Euro tiptoes higher again as ECB meet eyed

Reuters London | Updated on January 10, 2018 Published on September 05, 2017


Dollar struggles as North Korea concerns simmer

The euro extended gains on Tuesday on growing expectations that any concerns the European Central Bank flags about its strengthening at a meeting this week will have a limited impact.

“Any attempt to jawbone the currency lower by the ECB will be limited in its impact as the broader market expects policymakers to stick to their plan of gradually unwinding its policy stimulus,” said Peter Rosenstreich, head of market strategy at Swissquote in Switzerland.

The euro climbed 0.1 per cent to $1.1905, notching up meagre gains as most currencies traded broadly unchanged from overnight ranges as tensions over North Korea remained high.

It has gained more than 13 per cent against the dollar this year and is up more than 5 per cent on a trade-weighted index calculated by the ECB since April.

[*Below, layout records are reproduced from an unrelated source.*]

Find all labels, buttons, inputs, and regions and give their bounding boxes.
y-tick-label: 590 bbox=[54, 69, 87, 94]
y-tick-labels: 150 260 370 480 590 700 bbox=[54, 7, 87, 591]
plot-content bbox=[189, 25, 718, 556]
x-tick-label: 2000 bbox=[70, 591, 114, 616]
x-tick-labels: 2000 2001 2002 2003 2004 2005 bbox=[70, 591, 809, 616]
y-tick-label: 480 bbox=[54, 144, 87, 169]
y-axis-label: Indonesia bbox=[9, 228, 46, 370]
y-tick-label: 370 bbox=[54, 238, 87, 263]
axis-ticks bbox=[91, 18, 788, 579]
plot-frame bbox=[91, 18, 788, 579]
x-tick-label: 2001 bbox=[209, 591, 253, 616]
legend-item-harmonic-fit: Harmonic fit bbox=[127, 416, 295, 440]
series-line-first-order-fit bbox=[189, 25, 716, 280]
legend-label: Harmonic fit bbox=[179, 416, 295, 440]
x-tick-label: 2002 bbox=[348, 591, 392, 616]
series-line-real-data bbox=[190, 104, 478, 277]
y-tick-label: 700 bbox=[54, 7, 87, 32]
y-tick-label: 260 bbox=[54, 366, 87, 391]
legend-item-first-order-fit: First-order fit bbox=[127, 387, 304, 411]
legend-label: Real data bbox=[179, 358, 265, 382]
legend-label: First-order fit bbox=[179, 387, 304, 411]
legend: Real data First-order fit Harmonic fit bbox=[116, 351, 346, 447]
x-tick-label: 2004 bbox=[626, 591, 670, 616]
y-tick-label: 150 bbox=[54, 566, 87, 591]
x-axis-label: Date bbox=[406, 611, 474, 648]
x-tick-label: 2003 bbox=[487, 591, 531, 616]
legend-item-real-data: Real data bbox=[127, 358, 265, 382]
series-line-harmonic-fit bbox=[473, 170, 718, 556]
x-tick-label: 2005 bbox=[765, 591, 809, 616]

Despite those chunky gains and the large swings in favour of the euro in latest positioning data, analysts say that any pushback from ECB policymakers at their meeting on Thursday would have a limited impact.

JP Morgan strategists estimate that a halving of the outstanding long euro positions in the currency market -- a very low probability event -- would only trigger a 2 percent drop in the euro.

Political tensions kept the dollar on the back foot against the yen and the Swiss franc.

North Korea has been observed moving what appeared to be an intercontinental ballistic missile towards its west coast, South Korea's Asia Business Daily reported on Tuesday, citing an unidentified intelligence source.

The dollar's index against a basket of six major currencies slipped 0.15 per cent to 92.508.

“The market looks to have already priced in North Korea’s nuclear test. While caution towards the North conducting another missile launch is limiting the dollar’s upside, at least the market can be mentally prepared for it,” said Yukio Ishizuki, senior currency strategist at Daiwa Securities.

South Korea’s defence ministry said on Monday it was still seeing signs that North Korea plans to launch more ballistic missiles.

“Meanwhile, there will be other factors this month that could ultimately support the dollar, such as the Federal Reserve’s policy meeting and upcoming discussions over the US debt ceiling,” Ishizuki at Daiwa Securities said.

The US Treasury Department has a September 29 deadline to raise the debt limit, a legal cap on how much the US government is allowed to borrow. Only the US Congress can raise the debt limit and expectations have risen that the ceiling would not affect Federal efforts to clean up after Hurricane Harvey.

The Swiss franc was a touch weaker at 0.9585 franc per dollar after jumping 0.7 per cent the previous day following North Korea’s nuclear test.

The Australian dollar was up 0.1 per cent at $0.7948 after the risk aversion that gripped the broader markets overnight pulled it off a one-month high of $0.7997 set on Friday.